1. Stay In Your Sphere (Kokyu-ho) Aikido theory visualizes a ball of energy centred about two inches below the navel, and extending out from there, potentially in every direction. This centre is the point around which movement and breathing are organised. In aikido, we spend a lot of time learning how to move and breathe from this centre, and experiencing what happens when we lose our centres. We discover that centred movement is powerful and graceful and effective. When the connection to the centre is broken or over-reached, we become clumsy, weak and vulnerable. Given a strong, clear centre, it becomes possible to think of body movement as a rolling sphere of energy (and later as a spiral wave form), projected from a single point. In aikido, we practise to stay centred, project power from the centre, control an opponent’s centre, avoid being controlled by his. This sounds very mystical, but it has real implications for conflict management in everyday life (Know who your are and where you are. Never overreach yourself. Never contend with power on its own terms. Make it come to you and contend with you on yours).

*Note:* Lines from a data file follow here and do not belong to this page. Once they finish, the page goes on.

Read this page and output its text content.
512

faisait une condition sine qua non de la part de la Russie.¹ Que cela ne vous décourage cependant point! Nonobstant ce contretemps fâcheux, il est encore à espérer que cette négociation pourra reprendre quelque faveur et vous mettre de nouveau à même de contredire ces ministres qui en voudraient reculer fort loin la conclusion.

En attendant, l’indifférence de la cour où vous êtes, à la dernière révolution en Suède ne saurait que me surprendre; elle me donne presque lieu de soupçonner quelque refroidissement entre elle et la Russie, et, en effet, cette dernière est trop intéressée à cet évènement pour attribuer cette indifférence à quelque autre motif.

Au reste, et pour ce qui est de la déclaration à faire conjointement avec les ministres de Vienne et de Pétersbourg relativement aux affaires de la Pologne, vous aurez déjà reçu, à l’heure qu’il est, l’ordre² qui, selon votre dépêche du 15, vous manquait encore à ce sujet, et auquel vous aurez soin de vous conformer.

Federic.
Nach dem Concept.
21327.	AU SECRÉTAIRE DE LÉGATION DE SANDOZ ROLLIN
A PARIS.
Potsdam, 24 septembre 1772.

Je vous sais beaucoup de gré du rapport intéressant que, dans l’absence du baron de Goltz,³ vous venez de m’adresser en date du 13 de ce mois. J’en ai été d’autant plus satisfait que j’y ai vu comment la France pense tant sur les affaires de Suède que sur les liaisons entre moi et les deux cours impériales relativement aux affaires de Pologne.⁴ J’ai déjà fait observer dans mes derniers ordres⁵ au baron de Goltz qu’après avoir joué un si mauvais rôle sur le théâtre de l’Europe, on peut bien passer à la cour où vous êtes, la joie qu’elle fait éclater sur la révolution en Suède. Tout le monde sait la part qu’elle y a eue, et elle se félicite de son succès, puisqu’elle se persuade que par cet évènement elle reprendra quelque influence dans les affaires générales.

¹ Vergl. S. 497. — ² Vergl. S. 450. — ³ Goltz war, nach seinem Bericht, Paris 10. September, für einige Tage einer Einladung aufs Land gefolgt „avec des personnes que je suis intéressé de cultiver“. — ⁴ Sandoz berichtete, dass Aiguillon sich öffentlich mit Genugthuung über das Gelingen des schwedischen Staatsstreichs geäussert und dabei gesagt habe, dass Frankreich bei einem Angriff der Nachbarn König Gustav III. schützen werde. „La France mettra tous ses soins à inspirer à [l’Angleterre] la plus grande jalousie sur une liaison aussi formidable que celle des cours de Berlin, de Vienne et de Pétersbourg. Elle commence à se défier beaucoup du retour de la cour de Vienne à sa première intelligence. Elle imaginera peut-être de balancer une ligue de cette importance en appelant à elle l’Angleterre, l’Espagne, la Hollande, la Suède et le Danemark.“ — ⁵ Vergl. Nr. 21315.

2. Go to Meet the Attack and Get Out of Its Way (Tenkan, Irimi and Irimi Nage) The critical moment of any real fight is the instant of engagement (the moment when attacker first makes physical contact). Before that moment, they are manoeuvring for position and sizing each other up. By the time they actually engage, it is already decided who has the advantage of the ground, who is afraid of whom, who is attacking and who is being attacked. One of the great strengths of aikido among the martial arts is that it enables us to practise this moment of approach safely and realistically (at full speed and power). Aikido also teaches a characteristic strategy for this early initial stage of combat. You should, of course, anticipate the situation as it builds, and do everything you can to defuse it. But if an attack develops, you should go to meet it and then get out of its way. Aikido footwork is designed to let you meet an attack without becoming aggressive and then, at the last instant, to step out of its path leaving your attacker confused and off balance, and yourself in control of the situation.
3. Join and Lead, Don’t Force (Tenkan, Tenchi Nage) If you hope to influence someone, you have to convince him that you are on his side (that 3 both of you have common basic concerns). The use of power in aikido is very interesting: We do not aim to destroy or injure an opponent. We aim to control and neutralise him, and we seek to do this much more by subtle influence rather than by brute force. An attack without commitment can be ignored or brushed aside. An attack is dangerous only to the extent that it is committed (that it has a real intention and focus). The first problem is to get out of the way of that intention, not to allow oneself to remain its target. Only then are you in a position to re-direct and steer the intention of the attack by adding your own intentions to it. That is the key: In aikido we never meet and oppose force and try to overcome it. If an opponent has lost his centre, you must become the centre for his movement as well as your own.
4. Let the Process Do the Work (Shiho Nage) In human affairs, the concept of ripeness is one of the hardest things to understand. It is difficult to be patient. It is difficult to trust a process and wait for it to produce its results in its own good time. In aikido, you do not throw your opponent to the ground. You create a movement (between the two of you) that works to your advantage. It is the movement, not you, that makes the throw.